ALLEN PARK, Mich. - The Detroit Lions haven't hosted a playoff game in 23 years, but a win on Thanksgiving will put them tantalizingly close to doing just that sometime in January.
The Lions host the Minnesota Vikings in their annual Thanksgiving game Thursday in a showdown of co-leaders in the NFC North. Both teams are 6-4, two games ahead of the third-place Green Bay Packers, but the Lions won in Minnesota earlier this month and can take a commanding lead in the division race with a sweep of the season series.
"The stakes in this game are pretty high," Lions safety Glover Quin said. "We all understand that. I'm pretty sure they understand it as well, so it'll be fun. What better way to get the Thanksgiving holiday started off with a good football game at 12:30 on Thursday?"
After losing nine straight Thanksgiving games from 2004-12, eight of them by double digits, the Lions have been dominant in their annual turkey-day affair the last three years.
They've won three straight Thanksgiving games, two of them against division opponents, by a combined 78 points.
Thursday's game, given the strength of the Vikings' defense and the offensive struggles of both teams, should be a nail-biter on par with the Lions' 22-16 overtime win in Week 9. But the timing of playing a familiar opponent for the second time in 18 days adds a wrinkle to both team's game prep.
"From a game-planning standpoint, at least we're familiar," Lions quarterback Matthew Stafford said. "They're fresh in your mind from just a couple weeks ago. It doesn't diminish the challenge that the Minnesota Vikings give us. They're a really good defense, a really good team and really well coached. We'll have our hands full, but as far as a preparation standpoint it doesn't seem like too long ago I was looking at film of these guys."

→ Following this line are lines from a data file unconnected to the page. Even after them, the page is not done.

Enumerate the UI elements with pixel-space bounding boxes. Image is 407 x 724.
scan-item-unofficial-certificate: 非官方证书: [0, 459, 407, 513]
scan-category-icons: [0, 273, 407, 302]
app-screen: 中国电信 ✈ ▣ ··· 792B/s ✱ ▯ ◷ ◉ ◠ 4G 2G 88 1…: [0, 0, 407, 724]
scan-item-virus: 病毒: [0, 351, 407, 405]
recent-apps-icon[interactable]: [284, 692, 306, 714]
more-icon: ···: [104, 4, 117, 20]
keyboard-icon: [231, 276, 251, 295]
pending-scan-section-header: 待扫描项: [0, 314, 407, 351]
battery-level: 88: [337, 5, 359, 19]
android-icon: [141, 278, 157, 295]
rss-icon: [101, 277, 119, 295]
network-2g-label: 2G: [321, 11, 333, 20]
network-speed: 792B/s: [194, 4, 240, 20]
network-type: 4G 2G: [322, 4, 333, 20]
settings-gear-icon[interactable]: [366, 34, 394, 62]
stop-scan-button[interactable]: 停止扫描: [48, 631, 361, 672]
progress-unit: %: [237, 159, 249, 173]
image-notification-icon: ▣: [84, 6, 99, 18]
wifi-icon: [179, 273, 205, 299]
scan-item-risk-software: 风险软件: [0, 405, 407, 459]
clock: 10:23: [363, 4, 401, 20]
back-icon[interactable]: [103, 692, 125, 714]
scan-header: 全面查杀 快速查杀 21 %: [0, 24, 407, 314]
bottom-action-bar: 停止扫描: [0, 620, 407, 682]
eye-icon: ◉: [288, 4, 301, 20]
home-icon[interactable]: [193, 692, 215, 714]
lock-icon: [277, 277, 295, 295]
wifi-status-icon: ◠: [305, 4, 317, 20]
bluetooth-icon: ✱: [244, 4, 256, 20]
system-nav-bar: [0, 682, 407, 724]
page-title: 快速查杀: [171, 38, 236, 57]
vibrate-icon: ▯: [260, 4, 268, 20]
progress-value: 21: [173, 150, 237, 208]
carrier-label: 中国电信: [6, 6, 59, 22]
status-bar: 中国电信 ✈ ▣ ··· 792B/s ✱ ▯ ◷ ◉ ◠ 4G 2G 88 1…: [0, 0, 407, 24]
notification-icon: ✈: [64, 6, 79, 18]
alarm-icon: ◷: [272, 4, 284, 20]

Lions head coach Jim Caldwell has tried his best to downplay the stakes of the game this week, and in typical fashion wouldn't entertain talk of the playoffs.
The Lions last won their division in 1993, and no matter what happens Thursday they will still have five games left on their schedule.
"We try to keep it as basic as we can in terms of what our focus is and what matters, and what matters is how we prepare and how we play," Caldwell said. "There's this old slogan, take care of the little things, the big things will take care of themselves. We're interested in the little things. The big things will take care of themselves."